As white Southerners, upset with the Democratic Party’s racial and social liberalism, migrated into the post-Goldwater GOP, they brought their Dixiecrat attitudes into the party of Lincoln. The Kemp-Roth tax bill of 1981, which inaugurated the policy of creating permanent deficits by slashing taxes without cutting spending, had its strongest support among Southern and Western members of Congress and the least support in the fiscally conservative Northeast.
The Republican Party’s attempted government shutdown of 1995 marked the new domination of the Republican Party by Southerners like Newt Gingrich, Dick Armey and Tom DeLay. The impeachment of their fellow Southerner Bill Clinton was an attempted coup d’état by the Southern white minority in the United States, which, as in 1860, was frustrated because its candidate lost the presidential election.
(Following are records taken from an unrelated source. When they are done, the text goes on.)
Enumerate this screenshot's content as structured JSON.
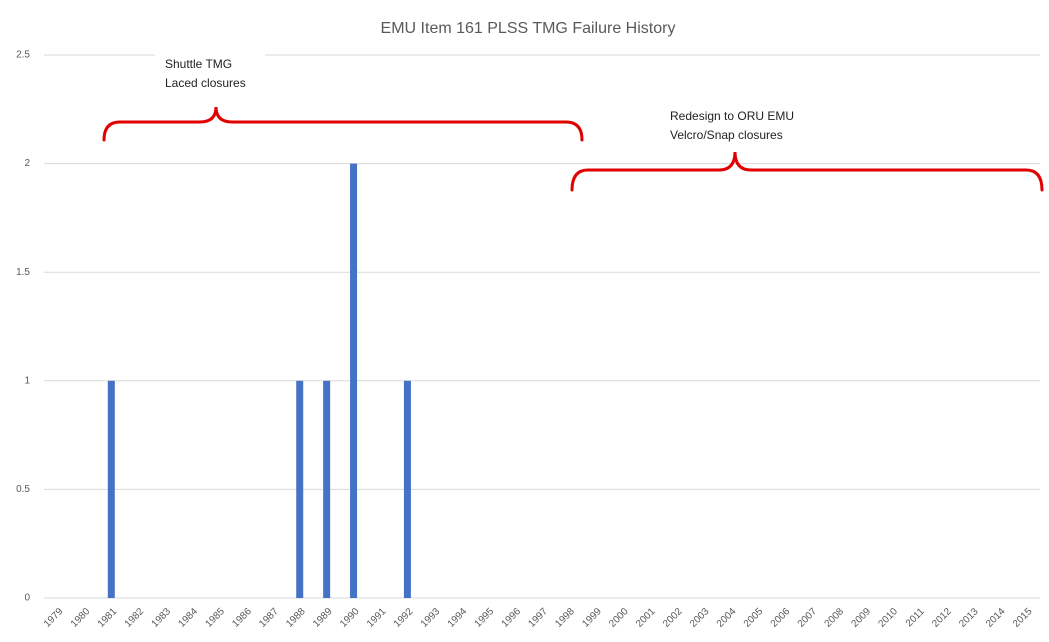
{
  "chart_data": {
    "type": "bar",
    "title": "EMU Item 161 PLSS TMG Failure History",
    "categories": [
      "1979",
      "1980",
      "1981",
      "1982",
      "1983",
      "1984",
      "1985",
      "1986",
      "1987",
      "1988",
      "1989",
      "1990",
      "1991",
      "1992",
      "1993",
      "1994",
      "1995",
      "1996",
      "1997",
      "1998",
      "1999",
      "2000",
      "2001",
      "2002",
      "2003",
      "2004",
      "2005",
      "2006",
      "2007",
      "2008",
      "2009",
      "2010",
      "2011",
      "2012",
      "2013",
      "2014",
      "2015"
    ],
    "values": [
      0,
      0,
      1,
      0,
      0,
      0,
      0,
      0,
      0,
      1,
      1,
      2,
      0,
      1,
      0,
      0,
      0,
      0,
      0,
      0,
      0,
      0,
      0,
      0,
      0,
      0,
      0,
      0,
      0,
      0,
      0,
      0,
      0,
      0,
      0,
      0,
      0
    ],
    "color": "#4472c4",
    "ylim": [
      0,
      2.5
    ],
    "yticks": [
      0,
      0.5,
      1,
      1.5,
      2,
      2.5
    ],
    "grid": true,
    "annotations": [
      "Shuttle TMG",
      "Laced closures",
      "Redesign to ORU EMU",
      "Velcro/Snap closures"
    ]
  }
}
The debt ceiling crisis is the latest case in which the radical right in the South has held America hostage until its demands are met. Presidents Andrew Jackson and Abraham Lincoln refused to appease the Southern fanatics. Unfortunately, President Obama and the Democrats in Congress chose not to follow their example and instead gave in. In doing so, they have encouraged the neo-Confederate minority in Congress to find yet another opportunity in the near future to extort concessions from America’s majority by sabotaging America’s government.
Michael Lind is the author of Land of Promise: An Economic History of the United States and co-founder of the New America Foundation.